CPP comes with any C compiler. If you could make it without one, don't bother fetching CPP (though I wonder how you could).

M4

M4 gives you the full power of macroprocessing, with a Turing equivalent language, recursion, regular expressions, etc. You can do with it everything that CPP cannot.

See macro4th/This4th from ftp://ftp.forth.org/pub/Forth/ in Reviewed/ ANS/ (?), or the Tunes 0.0.0.25 sources as examples of advanced macroprogramming using m4.

However, its disfunctional quoting and unquoting semantics force you to use explicit continuation-passing tail-recursive macro style if you want to do advanced macro programming (which is remindful of TeX -- BTW, has anyone tried to use TeX as a macroprocessor for anything else than typesetting ?). This is NOT worse than CPP that does not allow quoting and recursion anyway.

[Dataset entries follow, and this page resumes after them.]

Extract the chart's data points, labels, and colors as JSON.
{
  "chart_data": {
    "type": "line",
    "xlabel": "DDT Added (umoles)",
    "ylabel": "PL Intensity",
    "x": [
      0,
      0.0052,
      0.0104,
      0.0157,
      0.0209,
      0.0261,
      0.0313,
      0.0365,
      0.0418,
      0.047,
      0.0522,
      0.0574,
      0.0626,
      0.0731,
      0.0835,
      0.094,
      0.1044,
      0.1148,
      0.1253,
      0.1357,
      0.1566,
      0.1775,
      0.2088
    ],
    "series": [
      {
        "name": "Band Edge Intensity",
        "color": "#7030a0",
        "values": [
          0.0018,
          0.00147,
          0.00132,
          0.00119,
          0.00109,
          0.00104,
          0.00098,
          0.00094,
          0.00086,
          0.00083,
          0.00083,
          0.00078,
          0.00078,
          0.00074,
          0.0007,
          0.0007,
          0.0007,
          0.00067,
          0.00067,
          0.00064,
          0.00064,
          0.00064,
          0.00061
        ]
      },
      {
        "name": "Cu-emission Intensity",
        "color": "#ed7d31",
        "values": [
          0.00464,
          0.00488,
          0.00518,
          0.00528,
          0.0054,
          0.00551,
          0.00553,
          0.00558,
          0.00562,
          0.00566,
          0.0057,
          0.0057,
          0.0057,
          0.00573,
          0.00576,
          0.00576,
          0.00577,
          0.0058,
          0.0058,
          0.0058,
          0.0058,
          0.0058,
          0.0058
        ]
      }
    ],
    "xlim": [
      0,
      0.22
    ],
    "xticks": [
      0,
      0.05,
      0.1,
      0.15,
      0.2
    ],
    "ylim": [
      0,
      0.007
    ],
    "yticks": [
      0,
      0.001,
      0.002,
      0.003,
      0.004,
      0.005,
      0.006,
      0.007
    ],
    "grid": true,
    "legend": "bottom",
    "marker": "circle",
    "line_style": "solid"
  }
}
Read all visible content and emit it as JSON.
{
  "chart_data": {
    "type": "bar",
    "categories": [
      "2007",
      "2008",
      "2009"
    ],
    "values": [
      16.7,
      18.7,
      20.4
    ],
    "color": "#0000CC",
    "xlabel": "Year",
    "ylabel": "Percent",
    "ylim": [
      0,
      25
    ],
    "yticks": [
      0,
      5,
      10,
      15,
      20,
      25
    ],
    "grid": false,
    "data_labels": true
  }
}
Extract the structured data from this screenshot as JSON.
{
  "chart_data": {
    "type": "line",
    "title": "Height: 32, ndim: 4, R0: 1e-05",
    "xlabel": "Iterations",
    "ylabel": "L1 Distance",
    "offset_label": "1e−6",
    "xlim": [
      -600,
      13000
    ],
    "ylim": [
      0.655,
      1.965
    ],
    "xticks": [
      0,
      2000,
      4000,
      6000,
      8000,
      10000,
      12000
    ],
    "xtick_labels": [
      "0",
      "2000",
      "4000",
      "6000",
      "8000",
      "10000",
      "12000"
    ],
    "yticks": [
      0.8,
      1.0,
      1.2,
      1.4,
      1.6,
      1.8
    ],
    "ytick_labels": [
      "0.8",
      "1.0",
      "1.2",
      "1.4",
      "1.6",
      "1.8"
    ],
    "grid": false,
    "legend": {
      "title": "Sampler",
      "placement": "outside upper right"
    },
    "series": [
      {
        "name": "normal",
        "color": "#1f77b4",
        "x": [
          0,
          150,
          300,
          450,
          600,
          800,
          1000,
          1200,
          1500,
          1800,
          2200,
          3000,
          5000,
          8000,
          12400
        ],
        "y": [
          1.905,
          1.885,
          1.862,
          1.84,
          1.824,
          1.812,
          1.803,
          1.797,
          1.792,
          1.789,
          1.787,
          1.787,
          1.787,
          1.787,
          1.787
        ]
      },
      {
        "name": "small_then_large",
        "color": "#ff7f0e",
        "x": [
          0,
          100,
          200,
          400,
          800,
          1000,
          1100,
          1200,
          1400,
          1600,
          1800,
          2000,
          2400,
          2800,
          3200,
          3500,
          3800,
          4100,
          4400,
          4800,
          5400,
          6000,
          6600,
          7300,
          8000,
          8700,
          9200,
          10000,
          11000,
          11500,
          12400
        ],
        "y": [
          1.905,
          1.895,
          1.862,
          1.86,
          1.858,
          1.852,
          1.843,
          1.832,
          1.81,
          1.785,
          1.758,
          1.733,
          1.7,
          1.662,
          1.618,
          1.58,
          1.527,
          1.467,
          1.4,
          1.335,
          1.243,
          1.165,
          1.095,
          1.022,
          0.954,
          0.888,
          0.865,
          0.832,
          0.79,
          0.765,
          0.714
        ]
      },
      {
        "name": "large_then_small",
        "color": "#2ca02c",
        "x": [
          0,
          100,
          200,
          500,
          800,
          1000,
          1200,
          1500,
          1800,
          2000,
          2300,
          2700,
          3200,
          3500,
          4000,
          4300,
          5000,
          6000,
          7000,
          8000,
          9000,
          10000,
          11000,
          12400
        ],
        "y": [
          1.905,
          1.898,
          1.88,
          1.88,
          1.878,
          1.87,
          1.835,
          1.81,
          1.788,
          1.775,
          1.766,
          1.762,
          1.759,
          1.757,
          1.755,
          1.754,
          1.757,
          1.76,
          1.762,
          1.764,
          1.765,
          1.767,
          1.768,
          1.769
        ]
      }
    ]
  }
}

The right version of m4 to get is GNU m4 1.4 (or later if exists), which has the most features and the least bugs or limitations of all. m4 is designed to be slow for anything but the simplest uses, which might still be ok for most assembly programming (you're not writing million-lines assembly programs, are you?).

Macroprocessing with yer own filter

You can write your own simple macro-expansion filter with the usual tools: perl, awk, sed, etc. That's quick to do, and you control everything. But of course, any power in macroprocessing must be earned the hard way.

Metaprogramming

Instead of using an external filter that expands macros, one way to do things is to write programs that write part or all of other programs.

For instance, you could use a program outputing source code

Think about it!

Backends from existing compilers

Compilers like SML/NJ, Objective CAML, MIT-Scheme, etc, do have their own generic assembler backend, which you might or not want to use, if you intend to generate code semi-automatically from the according languages.

The New-Jersey Machine-Code Toolkit

There is a project, using the programming language Icon, to build a basis for producing assembly-manipulating code. See around http://www.cs.virginia.edu/~nr/toolkit/

Tunes

The Tunes OS project is developping its own assembler as an extension to the Scheme language, as part of its development process. It doesn't run at all yet, though help is welcome.

The assembler manipulates symbolic syntax trees, so it could equally serve as the basis for a assembly syntax translator, a disassembler, a common assembler/compiler back-end, etc. Also, the full power of a real language, Scheme, make it unchallenged as for macroprocessing/metaprograming.